Face à eux, un grand nombre de militants antiracistes ont organisé une contre manifestation. La tension monte inévitablement. S’en suivent des rixes et des émeutes au cours desquelles un extrémiste blanc finit par écraser une manifestante antiraciste, faisant d’autres blessés. Plutôt que de dénoncer ce crime, Trump a provoqué un tollé en défendant les manifestants racistes, déclarant sur Twitter qu’il y avait :  « des gens très bien des deux côtés ». Après l’attentat de Christchurch le mois dernier, le président américain a refusé une nouvelle fois de reconnaître l’ampleur de la menace suprémaciste et a déclaré qu’il s’agissait seulement « d’une très petite communauté ». Trump semble prêt à tout pour conserver le soutien électoral de ce mouvement : tout en refusant de le condamner, il adopte un discours politique islamophobe et xénophobe qui l’enhardit depuis le début de son mandat. Dès son arrivée au pouvoir, il a interdit aux ressortissants de cinq pays à majorité musulmane d’entrer sur le sol américain. Aujourd’hui, il brandit la menace d’une invasion des Etats-Unis par des migrants latino-américains, des clandestins parmi lesquels se trouveraient  « de dangereux terroristes venus du Proche Orient ».

Jacinda Ardern au lendemain des attentats de Christchurch

Jacinda Ardern face au suprémacisme

De l’autre côté de l’hémisphère, Jacinda Ardern a adopté une approche radicalement différente quant au problème du suprémacisme blanc. Elle a immédiatement qualifié les événements de Christchurch « d’attaques terroristes » et les auteurs de « personnes ayant des idées extrémistes qui n’ont aucune place en Nouvelle-Zélande et en fait, nulle part ailleurs dans le monde ». Des mesures ont été mises en place très rapidement en réponse à l’attentat : en l’espace de six jours, la Nouvelle Zélande a fait passer une loi interdisant la circulation d’armes semi-automatiques.
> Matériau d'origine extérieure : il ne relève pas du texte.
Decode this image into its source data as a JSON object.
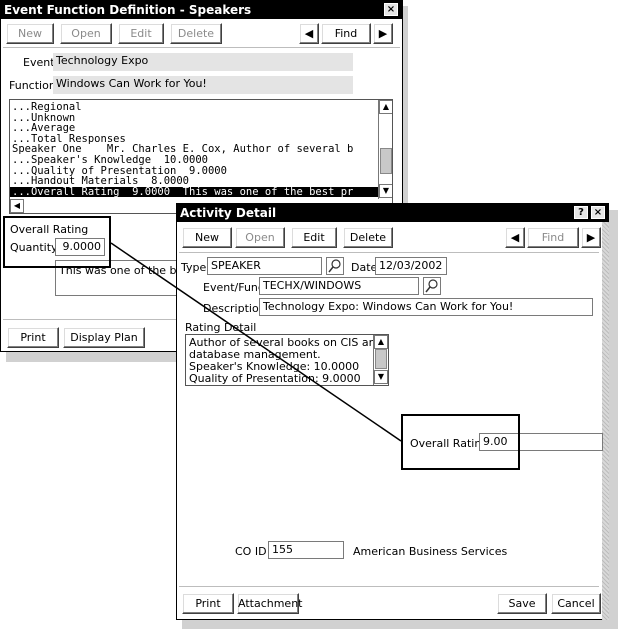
{
  "back_window": {
    "title": "Event Function Definition - Speakers",
    "close_glyph": "×",
    "toolbar": {
      "new": "New",
      "open": "Open",
      "edit": "Edit",
      "delete": "Delete",
      "find": "Find",
      "prev": "◀",
      "next": "▶"
    },
    "event_label": "Event",
    "event_value": "Technology Expo",
    "function_label": "Function",
    "function_value": "Windows Can Work for You!",
    "list_lines": [
      "...Regional",
      "...Unknown",
      "...Average",
      "...Total Responses",
      "Speaker One    Mr. Charles E. Cox, Author of several b",
      "...Speaker's Knowledge  10.0000",
      "...Quality of Presentation  9.0000",
      "...Handout Materials  8.0000",
      "...Overall Rating  9.0000  This was one of the best pr"
    ],
    "rating_label": "Overall Rating",
    "quantity_label": "Quantity",
    "quantity_value": "9.0000",
    "comment_value": "This was one of the best",
    "print": "Print",
    "display_plan": "Display Plan"
  },
  "front_window": {
    "title": "Activity Detail",
    "help_glyph": "?",
    "close_glyph": "×",
    "toolbar": {
      "new": "New",
      "open": "Open",
      "edit": "Edit",
      "delete": "Delete",
      "find": "Find",
      "prev": "◀",
      "next": "▶"
    },
    "type_label": "Type",
    "type_value": "SPEAKER",
    "date_label": "Date",
    "date_value": "12/03/2002",
    "event_func_label": "Event/Func",
    "event_func_value": "TECHX/WINDOWS",
    "description_label": "Description",
    "description_value": "Technology Expo: Windows Can Work for You!",
    "rating_detail_label": "Rating Detail",
    "rating_detail_lines": [
      "Author of several books on CIS and",
      "database management.",
      "Speaker's Knowledge: 10.0000",
      "Quality of Presentation: 9.0000"
    ],
    "overall_rating_label": "Overall Rating",
    "overall_rating_value": "9.00",
    "co_id_label": "CO ID",
    "co_id_value": "155",
    "company_name": "American Business Services",
    "print": "Print",
    "attachment": "Attachment",
    "save": "Save",
    "cancel": "Cancel"
  },
  "icons": {
    "lookup": "search-icon",
    "scroll_up": "▲",
    "scroll_down": "▼",
    "scroll_left": "◀"
  }
}
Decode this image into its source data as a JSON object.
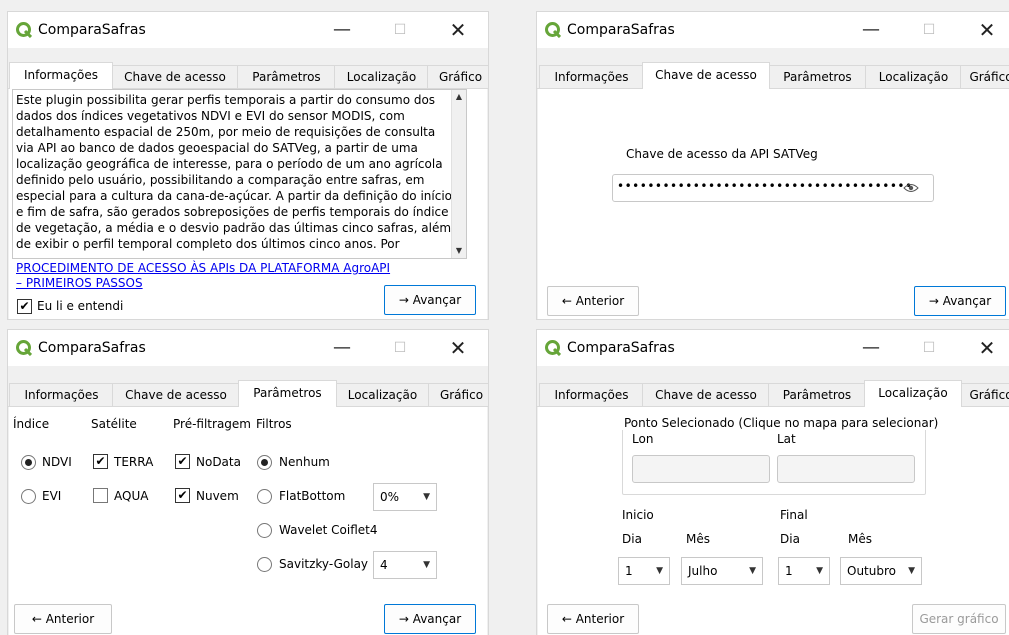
{
  "app": {
    "title": "ComparaSafras",
    "accent_color": "#0078d7",
    "icon_color": "#66a539",
    "controls": {
      "minimize": "—",
      "maximize": "☐",
      "close": "✕"
    }
  },
  "tabs": [
    "Informações",
    "Chave de acesso",
    "Parâmetros",
    "Localização",
    "Gráfico"
  ],
  "info": {
    "text": "Este plugin possibilita gerar perfis temporais a partir do consumo dos dados dos índices vegetativos NDVI e EVI do sensor MODIS, com detalhamento espacial de 250m, por meio de requisições de consulta via API ao banco de dados geoespacial do SATVeg, a partir de uma localização geográfica de interesse, para o período de um ano agrícola definido pelo usuário, possibilitando a comparação entre safras, em especial para a cultura da cana-de-açúcar. A partir da definição do início e fim de safra, são gerados sobreposições de perfis temporais do índice de vegetação, a média e o desvio padrão das últimas cinco safras, além de exibir o perfil temporal completo dos últimos cinco anos. Por",
    "link_line1": "PROCEDIMENTO DE ACESSO ÀS APIs DA PLATAFORMA AgroAPI",
    "link_line2": "– PRIMEIROS PASSOS",
    "checkbox_label": "Eu li e entendi",
    "next_label": "→ Avançar"
  },
  "key": {
    "label": "Chave de acesso da API SATVeg",
    "value": "•••••••••••••••••••••••••••••••••••••••",
    "prev_label": "← Anterior",
    "next_label": "→ Avançar"
  },
  "params": {
    "headers": {
      "indice": "Índice",
      "satelite": "Satélite",
      "prefiltro": "Pré-filtragem",
      "filtros": "Filtros"
    },
    "indice": [
      {
        "label": "NDVI",
        "selected": true
      },
      {
        "label": "EVI",
        "selected": false
      }
    ],
    "satelite": [
      {
        "label": "TERRA",
        "checked": true
      },
      {
        "label": "AQUA",
        "checked": false
      }
    ],
    "prefiltro": [
      {
        "label": "NoData",
        "checked": true
      },
      {
        "label": "Nuvem",
        "checked": true
      }
    ],
    "filtros": [
      {
        "label": "Nenhum",
        "selected": true
      },
      {
        "label": "FlatBottom",
        "selected": false
      },
      {
        "label": "Wavelet Coiflet4",
        "selected": false
      },
      {
        "label": "Savitzky-Golay",
        "selected": false
      }
    ],
    "flatbottom_value": "0%",
    "savitzky_value": "4",
    "prev_label": "← Anterior",
    "next_label": "→ Avançar"
  },
  "location": {
    "group_title": "Ponto Selecionado (Clique no mapa para selecionar)",
    "lon_label": "Lon",
    "lat_label": "Lat",
    "inicio_label": "Inicio",
    "final_label": "Final",
    "dia_label": "Dia",
    "mes_label": "Mês",
    "inicio_dia": "1",
    "inicio_mes": "Julho",
    "final_dia": "1",
    "final_mes": "Outubro",
    "prev_label": "← Anterior",
    "generate_label": "Gerar gráfico"
  }
}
Concernant les réseaux sociaux, Jacinda Ardern a mis la pression sur Facebook qui a, selon elle, mis trop longtemps à stopper la diffusion complète de la vidéo de la tuerie. Le réseau social a ensuite annoncé le bannissement de l’apologie du nationalisme blanc sur sa plateforme, des catégories qui auraient dû être en vigeur depuis toujours dans les directives, selon la première ministre néo-zélandaise. Au-delà de ces mesures nécessaires, Jacinda Ardern a tenu à se rendre sur les lieux du massacre, couverte d’un voile, et à rencontrer les proches des victimes pour leur témoigner le soutien de la nation . Loin des propos islamophobes de Donald Trump, Jacinda Ardern a fait preuve de respect et de compassion envers la communauté musulmane. Quatre jours après l’attentat, elle réaffirmait sa solidarité et son message de paix en débutant son discours par « Assalamu alaykum » [Que la paix soit avec vous, en arabe].

Bien que la première ministre néo-zélandaise bénéficie d’une population moins divisée politiquement que Donald Trump aux Etats-Unis, elle a donné une véritable leçon au président américain en matière de réaction face à la menace suprémaciste blanche. Pendant une conférence de presse, elle a expliqué avoir passé un appel téléphonique avec Trump lors duquel ce dernier lui a demandé ce que pouvaient faire les Etats Unis pour soutenir la Nouvelle-Zélande à la suite de l’attentat. A cela, Ardern aurait sobremement répondu: « de la sympathie et de l’amour pour toutes les communautés musulmanes ».

Il serait temps que les femmes et hommes politiques mesurent la portée de leurs mots et des symboles qu’ils utilisent:  eux qui ont le pouvoir, par leurs actions, de diviser ou d’offrir un blanc seing aux suprémacistes blancs – à l’instar des propos ambiguës de Trump – comme de rassembler et de discréditer le mouvement – à l’image du voile islamique et des messages de solidarité d’Ardern.